I felt from afar the gentlest fire ache within the machinery of the sandbox.
My heart kept yawning in its heat.
On the unveiling of my new sandbox, I wished more could be done. I still felt like more could be done. Like there was too much space in the sandbox to ever fill up, or conversely, not enough room in the sandbox to contain everything that there was to fill it with. The image of the shifting sandbox hurts my head more than it hurts my heart. Perhaps moving on to other sandboxes was the solution? Leave this sandbox, my sandbox, and move on to the next, build it up again, invent some new work for myself?
I was still young after all.
Even if I were older, say about ten, there’d still be time enough for other sandboxes.
One thing certain of sandboxes: there is too much world to ever fill it up with sandboxes.
So throwing the blanket to the side, I unveiled my sandbox.
There was silence. A lot of looking. Some not looking. But mostly looking.
It’s beautiful, they said. What is it?
This is called “Only Art.” I wrote this in my sleep. That is why there is drool.

As children, our favorite book was called Ludwig’s Hands, about Ludwig the Village Boy and the many ways in which his hand would be chopped off.
Gosh, we’d laugh for hours.
The misadventures of that boy’s hand—hands!
But it was—is?—also sad
Because Ludwig kept losing his hand. And at the end each time there he was—round, pink head resting on the one good hand while he stared off longingly into the red stump where his other hand used to exist.
The book was unique for with each new chapter, little pink-faced Ludwig’s hand would be grown back and the mystery as to how it might be lopped off again would begin anew.
We’d take turns guessing at the miserable end the hand might find itself at.
My favorite lopping was the one where Ludwig gets swept up into a tornado and the pictures show him completely vanished in the dark funnel, except for his hand, which reaches out of the dark funnel as if grasping for help, and below are all sorts of bad ways in which to lop a hand off—axes and and wolves and meat grinders—and you, as the reader, are wondering which one of these he is going to fall on, until the last page, whereupon he gets tossed by the tornado into the propellers of an airplane in the sky, thusly buzzing the hand from his arm, which drops from the sky and falls into the meat grinder, gets ground up, eaten by the wolves, who in turn get chopped up with the axes by big white lumberjacks who, it is intimated, get a nice wolf stew going.
I always thought that was creative the way that all came together.
My sister would say nah to that.
She always said the best part was how at the very end of the book, in the last chapter, you get to see all the versions of Ludwig’s hands together in a house they all live in.
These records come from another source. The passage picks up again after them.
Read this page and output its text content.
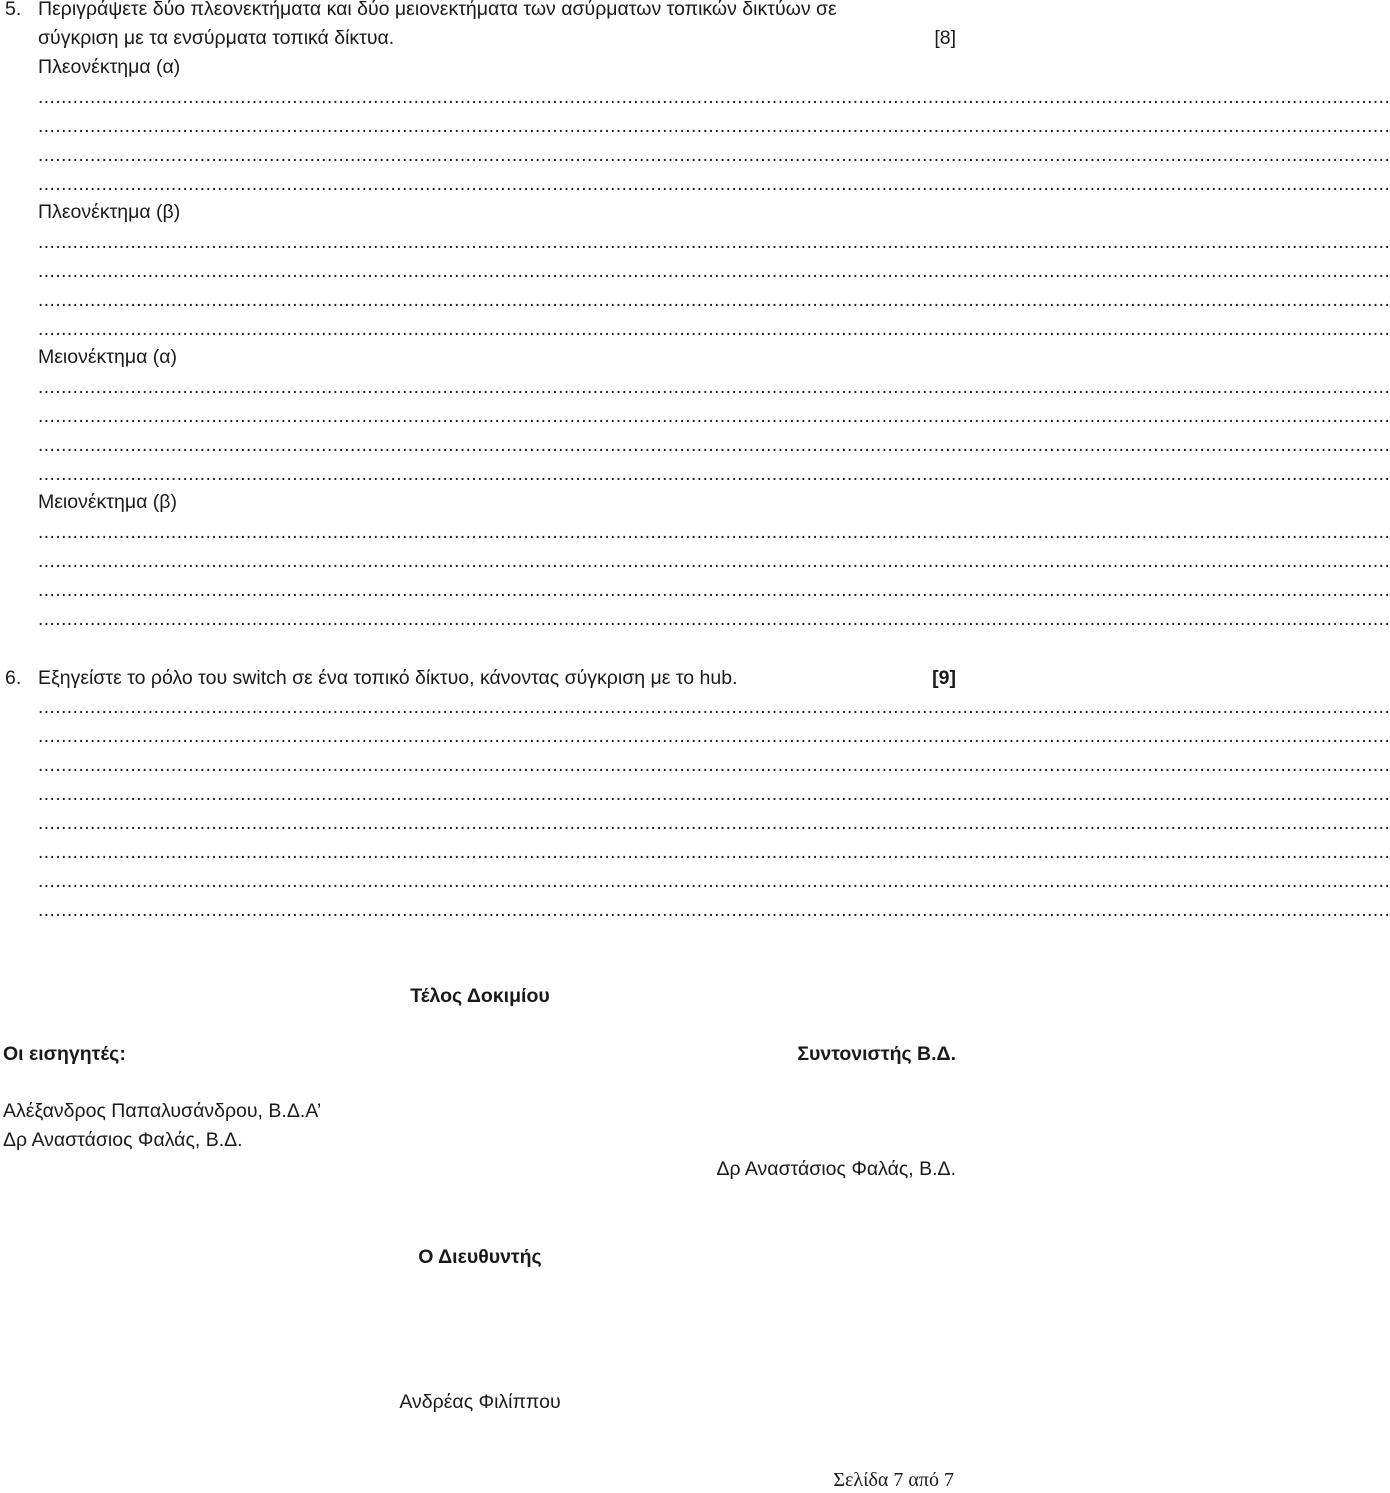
5. Περιγράψετε δύο πλεονεκτήματα και δύο μειονεκτήματα των ασύρματων τοπικών δικτύων σε
σύγκριση με τα ενσύρματα τοπικά δίκτυα.	[8]
Πλεονέκτημα (α)
..........................................................................................................................................................................................................................................
..........................................................................................................................................................................................................................................
..........................................................................................................................................................................................................................................
..........................................................................................................................................................................................................................................
Πλεονέκτημα (β)
..........................................................................................................................................................................................................................................
..........................................................................................................................................................................................................................................
..........................................................................................................................................................................................................................................
..........................................................................................................................................................................................................................................
Μειονέκτημα (α)
..........................................................................................................................................................................................................................................
..........................................................................................................................................................................................................................................
..........................................................................................................................................................................................................................................
..........................................................................................................................................................................................................................................
Μειονέκτημα (β)
..........................................................................................................................................................................................................................................
..........................................................................................................................................................................................................................................
..........................................................................................................................................................................................................................................
..........................................................................................................................................................................................................................................
6. Εξηγείστε το ρόλο του switch σε ένα τοπικό δίκτυο, κάνοντας σύγκριση με το hub.	[9]
..........................................................................................................................................................................................................................................
..........................................................................................................................................................................................................................................
..........................................................................................................................................................................................................................................
..........................................................................................................................................................................................................................................
..........................................................................................................................................................................................................................................
..........................................................................................................................................................................................................................................
..........................................................................................................................................................................................................................................
..........................................................................................................................................................................................................................................
Τέλος Δοκιμίου
Οι εισηγητές:	Συντονιστής Β.Δ.
Αλέξανδρος Παπαλυσάνδρου, Β.Δ.Α’
Δρ Αναστάσιος Φαλάς, Β.Δ.
Δρ Αναστάσιος Φαλάς, Β.Δ.
Ο Διευθυντής
Ανδρέας Φιλίππου
Σελίδα 7 από 7
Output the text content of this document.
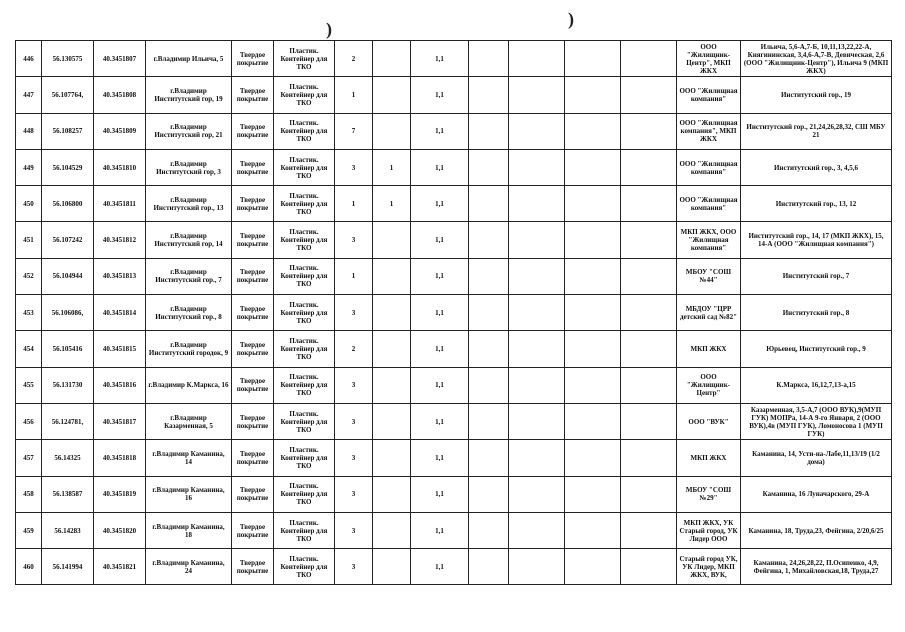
)	)
446	56.130575	40.3451807	г.Владимир Ильича, 5	Твердое покрытие	Пластик. Контейнер для ТКО	2		1,1					ООО "Жилищник-Центр", МКП ЖКХ	Ильича, 5,6-А,7-Б, 10,11,13,22,22-А, Княгининская, 3,4,6-А,7-В, Девическая, 2,6 (ООО "Жилищник-Центр"), Ильича 9 (МКП ЖКХ)
447	56.107764,	40.3451808	г.Владимир Институтский гор, 19	Твердое покрытие	Пластик. Контейнер для ТКО	1		1,1					ООО "Жилищная компания"	Институтский гор., 19
448	56.108257	40.3451809	г.Владимир Институтский гор, 21	Твердое покрытие	Пластик. Контейнер для ТКО	7		1,1					ООО "Жилищная компания", МКП ЖКХ	Институтский гор., 21,24,26,28,32, СШ МБУ 21
449	56.104529	40.3451810	г.Владимир Институтский гор, 3	Твердое покрытие	Пластик. Контейнер для ТКО	3	1	1,1					ООО "Жилищная компания"	Институтский гор., 3, 4,5,6
450	56.106800	40.3451811	г.Владимир Институтский гор., 13	Твердое покрытие	Пластик. Контейнер для ТКО	1	1	1,1					ООО "Жилищная компания"	Институтский гор., 13, 12
451	56.107242	40.3451812	г.Владимир Институтский гор, 14	Твердое покрытие	Пластик. Контейнер для ТКО	3		1,1					МКП ЖКХ, ООО "Жилищная компания"	Институтский гор., 14, 17 (МКП ЖКХ), 15, 14-А (ООО "Жилищная компания")
452	56.104944	40.3451813	г.Владимир Институтский гор., 7	Твердое покрытие	Пластик. Контейнер для ТКО	1		1,1					МБОУ "СОШ №44"	Институтский гор., 7
453	56.106086,	40.3451814	г.Владимир Институтский гор., 8	Твердое покрытие	Пластик. Контейнер для ТКО	3		1,1					МБДОУ "ЦРР детский сад №82"	Институтский гор., 8
454	56.105416	40.3451815	г.Владимир Институтский городок, 9	Твердое покрытие	Пластик. Контейнер для ТКО	2		1,1					МКП ЖКХ	Юрьевец, Институтский гор., 9
455	56.131730	40.3451816	г.Владимир К.Маркса, 16	Твердое покрытие	Пластик. Контейнер для ТКО	3		1,1					ООО "Жилищник-Центр"	К.Маркса, 16,12,7,13-а,15
456	56.124781,	40.3451817	г.Владимир Казарменная, 5	Твердое покрытие	Пластик. Контейнер для ТКО	3		1,1					ООО "ВУК"	Казарменная, 3,5-А,7 (ООО ВУК),9(МУП ГУК) МОПРа, 14-А 9-го Января, 2 (ООО ВУК),4в (МУП ГУК), Ломоносова 1 (МУП ГУК)
457	56.14325	40.3451818	г.Владимир Каманина, 14	Твердое покрытие	Пластик. Контейнер для ТКО	3		1,1					МКП ЖКХ	Каманина, 14, Усти-на-Лабе,11,13/19 (1/2 дома)
458	56.138587	40.3451819	г.Владимир Каманина, 16	Твердое покрытие	Пластик. Контейнер для ТКО	3		1,1					МБОУ "СОШ №29"	Каманина, 16 Луначарского, 29-А
459	56.14283	40.3451820	г.Владимир Каманина, 18	Твердое покрытие	Пластик. Контейнер для ТКО	3		1,1					МКП ЖКХ, УК Старый город, УК Лидер ООО	Каманина, 18, Труда,23, Фейгина, 2/20,6/25
460	56.141994	40.3451821	г.Владимир Каманина, 24	Твердое покрытие	Пластик. Контейнер для ТКО	3		1,1					Старый город УК, УК Лидер, МКП ЖКХ, ВУК,	Каманина, 24,26,28,22, П.Осипенко, 4,9, Фейгина, 1, Михайловская,18, Труда,27
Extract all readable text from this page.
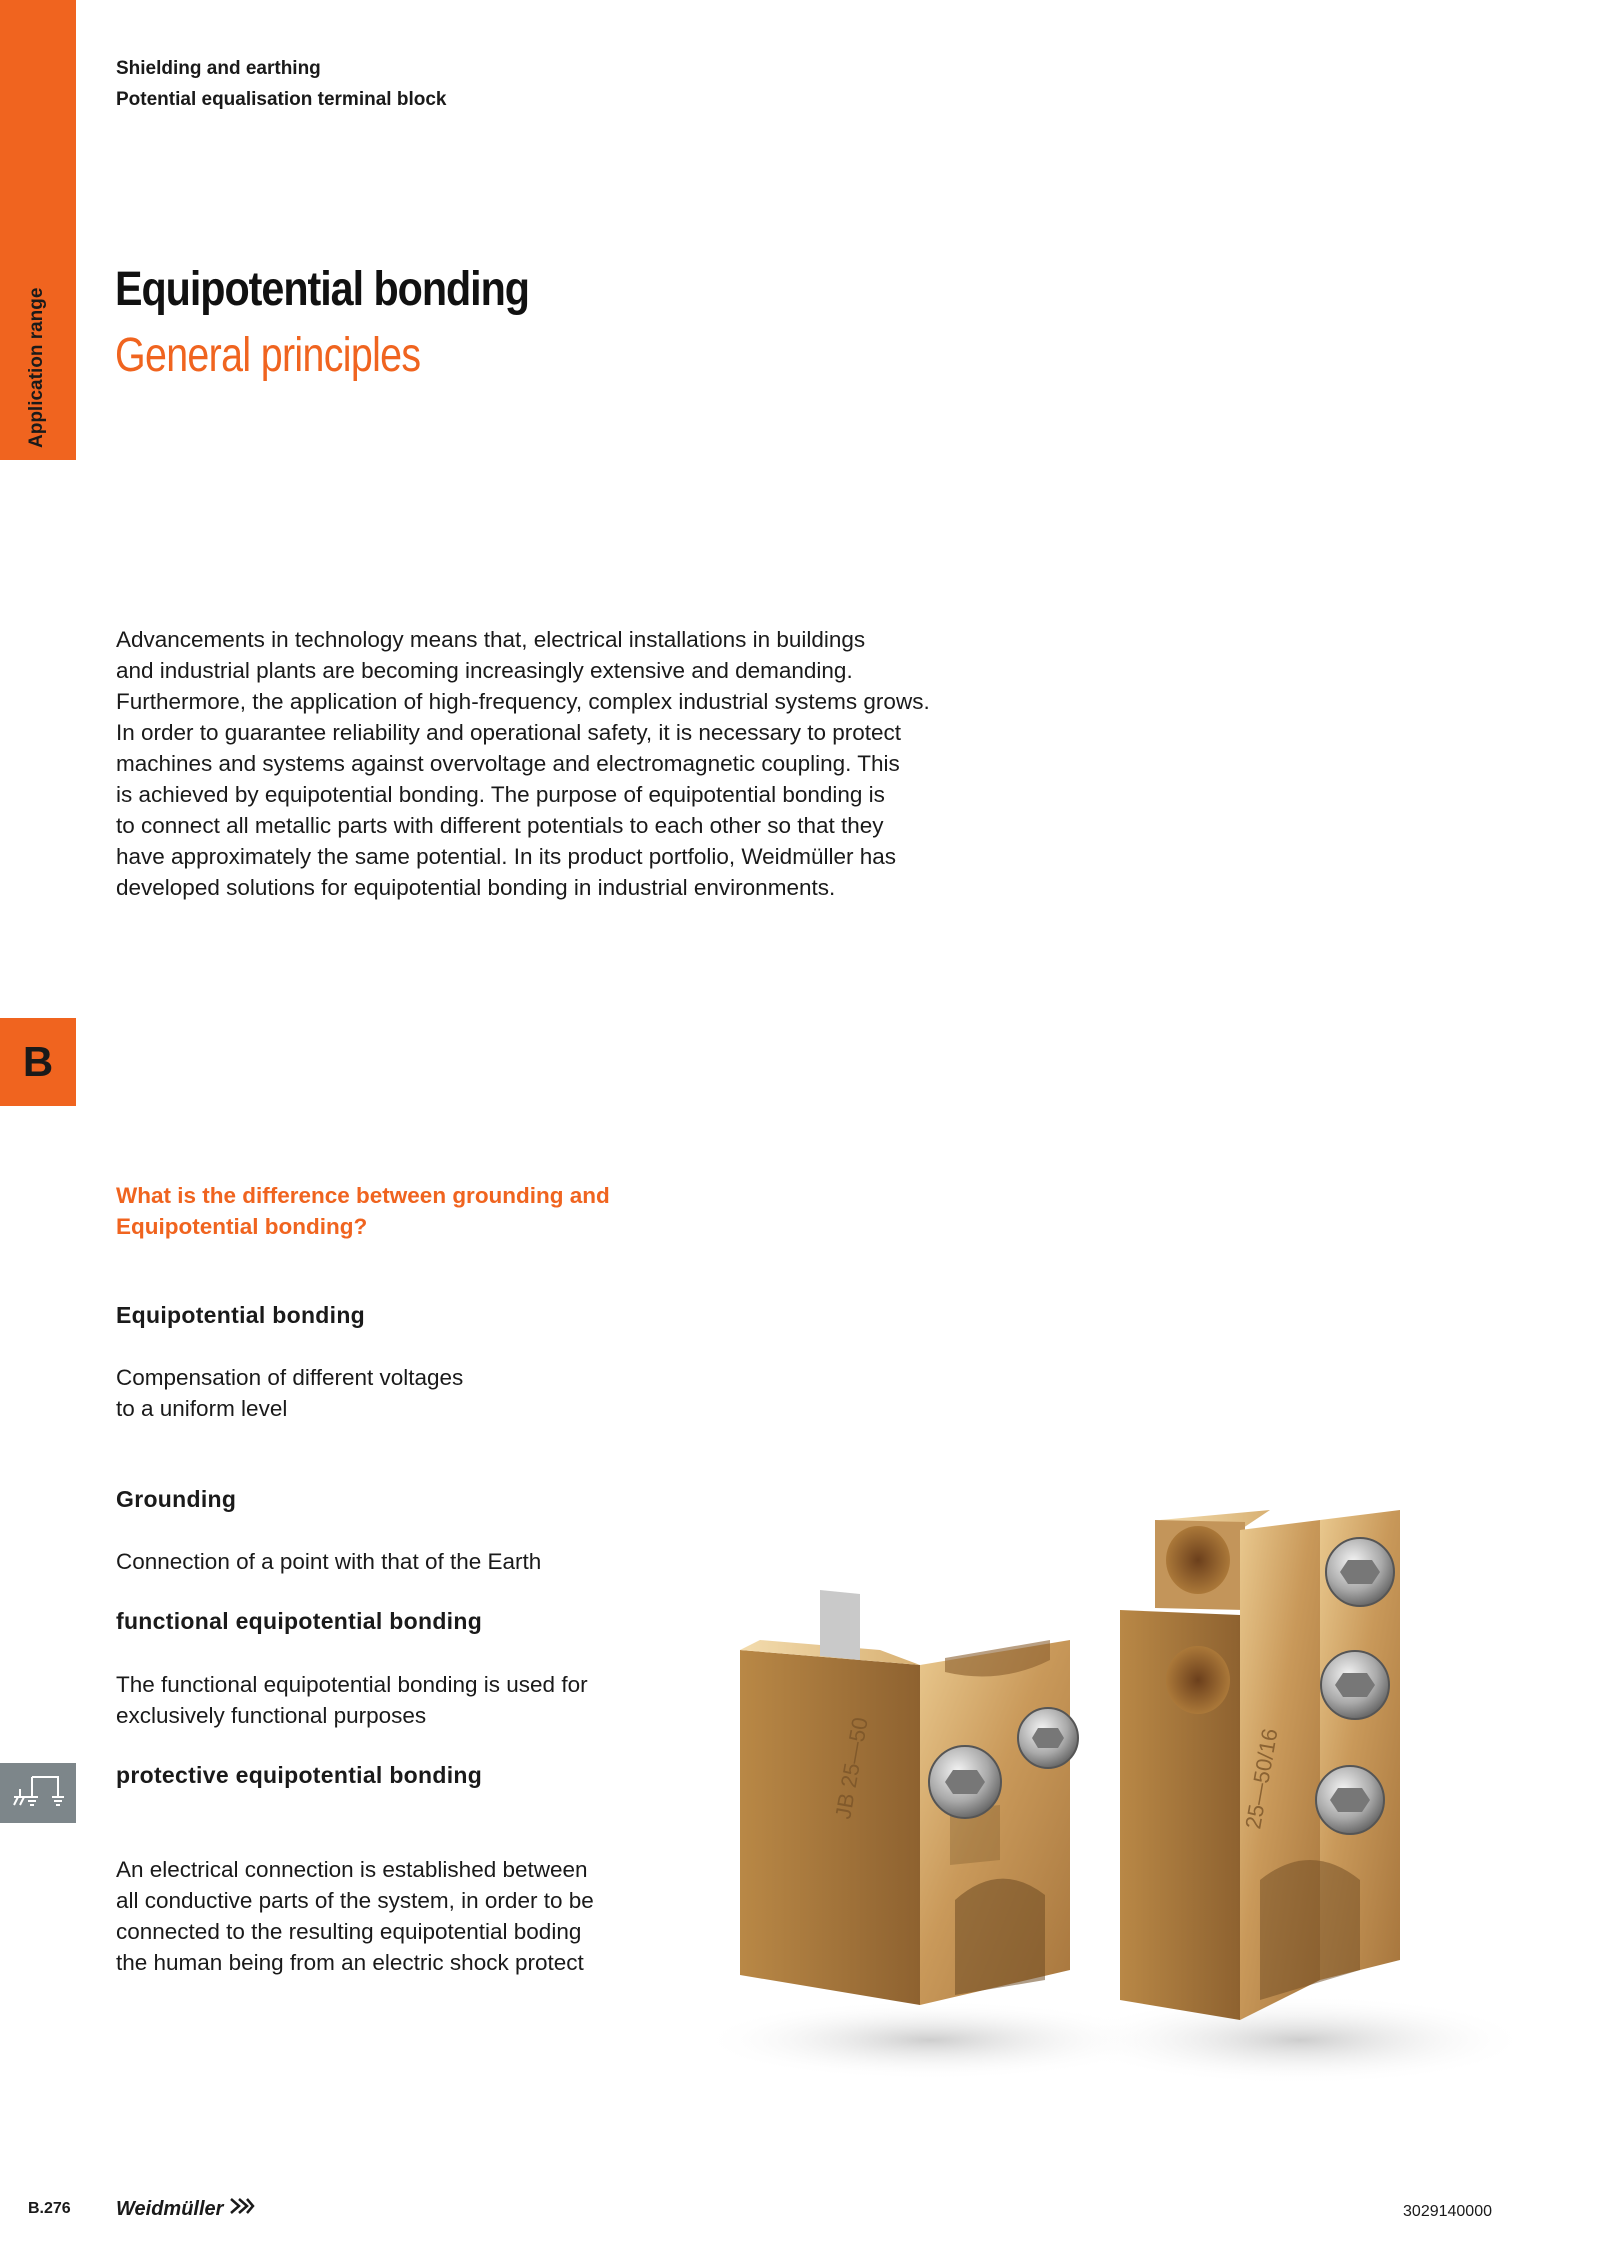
Application range
B
Shielding and earthing
Potential equalisation terminal block
Equipotential bonding
General principles

Advancements in technology means that, electrical installations in buildings
and industrial plants are becoming increasingly extensive and demanding.
Furthermore, the application of high-frequency, complex industrial systems grows.
In order to guarantee reliability and operational safety, it is necessary to protect
machines and systems against overvoltage and electromagnetic coupling. This
is achieved by equipotential bonding. The purpose of equipotential bonding is
to connect all metallic parts with different potentials to each other so that they
have approximately the same potential. In its product portfolio, Weidmüller has
developed solutions for equipotential bonding in industrial environments.

What is the difference between grounding and
Equipotential bonding?

Equipotential bonding

Compensation of different voltages
to a uniform level

Grounding

Connection of a point with that of the Earth

functional equipotential bonding

The functional equipotential bonding is used for
exclusively functional purposes

protective equipotential bonding

An electrical connection is established between
all conductive parts of the system, in order to be
connected to the resulting equipotential boding
the human being from an electric shock protect

JB 25—50	25—50/16
B.276 Weidmüller	3029140000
All the differently chopped off hands living together like a family or, at the very least, friends who go in on the rent and live together and who sometimes get on each other’s nerves but at the end of it all they are friends and what are you going to do, right?
My sister liked the idea of the hands living together and them all feeling sad they were not with Ludwig.
Because he was feeling sad he was not with them too.
Irony! she’d wail.
It’s like this: all these little weird chopped up hands crying with big cartoonish tears in their eyes over the boy they are no longer attached to. And yet: here they are together, without the boy, but with each other, feeling the same pain and grief, and just because they are feeling it differently, because the size and shape of their wounds do not correspond, does not mean for one second that the feeling of loss that radiates in them is actually any different.
Neither my sister nor I are children anymore, and Ludwig’s Hands is only a piece of art for children to look at and be amused by I know, yet I am very sad that I have lost that book.